Через два года ее сбросили в шахту на Урале.
Моя мама бегала по Замоскворечью с четырех лет. Писательский дом высился скалой среди захолустья: развалин, деревянных домиков за дощатыми заборами, заброшенных церквей…
Еще продолжалась война, и вечером окна закрывались черными шторами. Иногда с домработницей Марусей затемно отправлялись за хлебом, который давали по карточкам, — вставали в долгую очередь. Маруся одаривала Аню довесочком.
Как-то в квартиру пришел человек из органов и сообщил, что домработница отправляет любовные письма самому Молотову.
— Маруся, это правда? — спросила встревоженная хозяйка.
— Валерия Анатольевна, — ответила та с достоинством, — у вас своя личная жизнь, у меня — своя.
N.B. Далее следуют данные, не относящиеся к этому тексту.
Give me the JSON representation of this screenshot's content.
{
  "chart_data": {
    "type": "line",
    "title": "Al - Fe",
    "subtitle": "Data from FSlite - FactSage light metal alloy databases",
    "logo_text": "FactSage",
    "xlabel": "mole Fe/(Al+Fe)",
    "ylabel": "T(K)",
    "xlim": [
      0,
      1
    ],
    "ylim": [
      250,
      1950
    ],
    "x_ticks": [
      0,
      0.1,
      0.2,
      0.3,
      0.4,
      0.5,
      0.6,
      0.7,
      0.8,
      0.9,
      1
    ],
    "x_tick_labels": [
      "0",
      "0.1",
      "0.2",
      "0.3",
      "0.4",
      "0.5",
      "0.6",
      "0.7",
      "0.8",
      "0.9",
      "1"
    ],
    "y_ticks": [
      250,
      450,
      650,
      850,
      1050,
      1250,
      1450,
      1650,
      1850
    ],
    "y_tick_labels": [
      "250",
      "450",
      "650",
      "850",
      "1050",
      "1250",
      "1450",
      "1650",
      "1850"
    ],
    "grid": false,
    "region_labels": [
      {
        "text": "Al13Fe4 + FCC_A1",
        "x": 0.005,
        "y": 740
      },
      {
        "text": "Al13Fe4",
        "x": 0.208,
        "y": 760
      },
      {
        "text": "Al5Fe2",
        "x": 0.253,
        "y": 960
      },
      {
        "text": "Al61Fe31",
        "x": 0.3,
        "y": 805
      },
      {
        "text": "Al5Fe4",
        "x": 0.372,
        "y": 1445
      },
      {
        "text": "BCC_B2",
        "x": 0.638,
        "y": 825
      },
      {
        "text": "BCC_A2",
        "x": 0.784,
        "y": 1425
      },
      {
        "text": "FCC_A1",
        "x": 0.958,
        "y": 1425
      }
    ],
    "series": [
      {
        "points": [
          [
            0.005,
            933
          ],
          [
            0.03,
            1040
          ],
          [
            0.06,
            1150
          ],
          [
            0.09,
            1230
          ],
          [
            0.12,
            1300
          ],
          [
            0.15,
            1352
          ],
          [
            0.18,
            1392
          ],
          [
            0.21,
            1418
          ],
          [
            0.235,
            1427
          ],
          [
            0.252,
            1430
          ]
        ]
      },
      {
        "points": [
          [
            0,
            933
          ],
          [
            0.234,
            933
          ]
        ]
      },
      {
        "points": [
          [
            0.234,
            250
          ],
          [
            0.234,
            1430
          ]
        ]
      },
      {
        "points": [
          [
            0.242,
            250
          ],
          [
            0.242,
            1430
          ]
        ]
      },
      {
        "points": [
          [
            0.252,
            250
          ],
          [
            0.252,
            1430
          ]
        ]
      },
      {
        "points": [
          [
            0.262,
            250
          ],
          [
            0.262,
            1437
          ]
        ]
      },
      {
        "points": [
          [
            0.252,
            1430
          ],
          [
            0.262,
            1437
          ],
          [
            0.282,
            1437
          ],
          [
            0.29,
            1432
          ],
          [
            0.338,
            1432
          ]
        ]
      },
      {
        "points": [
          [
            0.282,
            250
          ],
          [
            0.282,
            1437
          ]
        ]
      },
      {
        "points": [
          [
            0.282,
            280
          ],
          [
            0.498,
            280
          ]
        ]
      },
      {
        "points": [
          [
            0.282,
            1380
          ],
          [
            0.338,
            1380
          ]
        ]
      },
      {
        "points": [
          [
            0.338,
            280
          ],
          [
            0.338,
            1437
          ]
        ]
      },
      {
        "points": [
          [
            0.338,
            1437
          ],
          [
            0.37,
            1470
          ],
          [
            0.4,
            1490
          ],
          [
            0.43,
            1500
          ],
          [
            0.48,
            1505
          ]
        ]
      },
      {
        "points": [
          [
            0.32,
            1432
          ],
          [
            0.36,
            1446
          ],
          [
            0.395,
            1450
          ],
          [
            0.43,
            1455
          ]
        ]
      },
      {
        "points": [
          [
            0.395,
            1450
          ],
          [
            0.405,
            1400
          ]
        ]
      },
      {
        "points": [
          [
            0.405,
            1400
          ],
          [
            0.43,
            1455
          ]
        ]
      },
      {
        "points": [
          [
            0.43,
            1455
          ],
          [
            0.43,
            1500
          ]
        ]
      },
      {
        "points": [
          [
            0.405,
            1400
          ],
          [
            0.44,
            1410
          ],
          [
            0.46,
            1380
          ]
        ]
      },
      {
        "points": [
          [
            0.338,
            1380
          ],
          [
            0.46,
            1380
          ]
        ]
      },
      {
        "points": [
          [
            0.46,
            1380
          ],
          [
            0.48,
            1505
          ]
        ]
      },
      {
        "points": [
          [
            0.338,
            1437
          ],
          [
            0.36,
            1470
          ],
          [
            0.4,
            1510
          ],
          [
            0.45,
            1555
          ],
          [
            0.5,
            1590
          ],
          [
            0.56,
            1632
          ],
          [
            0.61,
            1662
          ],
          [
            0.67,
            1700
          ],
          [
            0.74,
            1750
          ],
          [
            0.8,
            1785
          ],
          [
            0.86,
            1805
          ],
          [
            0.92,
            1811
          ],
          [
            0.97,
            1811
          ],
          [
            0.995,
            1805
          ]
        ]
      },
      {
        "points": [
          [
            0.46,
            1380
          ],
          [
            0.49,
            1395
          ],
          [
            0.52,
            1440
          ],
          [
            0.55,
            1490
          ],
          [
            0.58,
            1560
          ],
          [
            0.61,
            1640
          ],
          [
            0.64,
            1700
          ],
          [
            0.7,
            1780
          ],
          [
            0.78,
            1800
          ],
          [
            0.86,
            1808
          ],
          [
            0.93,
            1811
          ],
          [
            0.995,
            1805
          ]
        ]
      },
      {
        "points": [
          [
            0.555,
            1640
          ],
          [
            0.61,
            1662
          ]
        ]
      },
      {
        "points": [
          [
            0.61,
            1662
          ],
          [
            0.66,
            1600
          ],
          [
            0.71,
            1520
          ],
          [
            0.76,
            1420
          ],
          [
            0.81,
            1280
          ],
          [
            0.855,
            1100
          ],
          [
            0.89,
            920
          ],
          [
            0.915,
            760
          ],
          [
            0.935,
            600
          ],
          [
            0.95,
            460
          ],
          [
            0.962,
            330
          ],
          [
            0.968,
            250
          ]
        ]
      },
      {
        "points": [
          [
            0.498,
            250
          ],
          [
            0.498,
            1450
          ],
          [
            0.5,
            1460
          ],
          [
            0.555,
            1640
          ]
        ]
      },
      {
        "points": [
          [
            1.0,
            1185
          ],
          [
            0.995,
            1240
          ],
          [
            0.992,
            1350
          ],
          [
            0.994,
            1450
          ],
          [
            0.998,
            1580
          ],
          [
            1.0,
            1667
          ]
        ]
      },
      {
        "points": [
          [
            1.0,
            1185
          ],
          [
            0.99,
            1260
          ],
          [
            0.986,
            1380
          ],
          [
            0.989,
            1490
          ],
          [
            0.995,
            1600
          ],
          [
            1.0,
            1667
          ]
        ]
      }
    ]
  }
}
Маруся была уверена во взаимности, ей казалось, что во всех речах Молотов оставляет ей намеки…
Возле дома зимой на руинах барской усадьбы высилась ледяная гора, с которой катались окрестные ребята в плохоньких перелатанных одежках, почти все безотцовщина из-за войны. Чуть подальше — армия детей летала по большому катку на пустыре, где в конце 50-х вырастет здание атомного ведомства. Увидев из окна копошение, мелькание, кружение множества человечков среди развалин и снегов, поэт Кирсанов воскликнул: «Это же Брейгель!»
9 мая в День Победы улицы Замоскворечья заполнил народ, незнакомые обнимались и целовались, устремляясь в сторону Кремля. Смех, слезы, солнце. Аня в теплой пыли собирала яркие фантики с изображением разноцветного салюта. А вечером дали небывалый салют — из тысячи орудий. В гаснущем темно-синем небе прожекторные лучи гнались друг за другом ослепительной каруселью. Затем на небо, как на сцену, выплыли и заколыхались освещенные отовсюду небывалых размеров пурпурное знамя и портрет генералиссимуса — они словно парили сами по себе… Поднявшие их аэростаты скрывала тьма, и представление выглядело как нечто сверхъестественное.
Однажды вечером Аня с подругой Олей Голодной (одной шесть, другой четыре) из ее комнаты увидели: по балкону прошла группа мужчин в старинных темных одеждах и цилиндрах. Они растаяли в воздухе… Девочки побежали на балкон, но пешеходов будто и не было. Увиденное ничуть не удивило.
В той послевоенной Москве хватало бандитов, которые наверняка мечтали бы приручить таких призраков — можно влезть на любой этаж.
На рассвете в конце 40-х Валерия проснулась, и непонятная сила подняла ее из алькова и направила к входной двери, которая была уже приоткрыта: чья-то большая рука умело возилась с цепочкой. Писательница закричала и захлопнула дверь.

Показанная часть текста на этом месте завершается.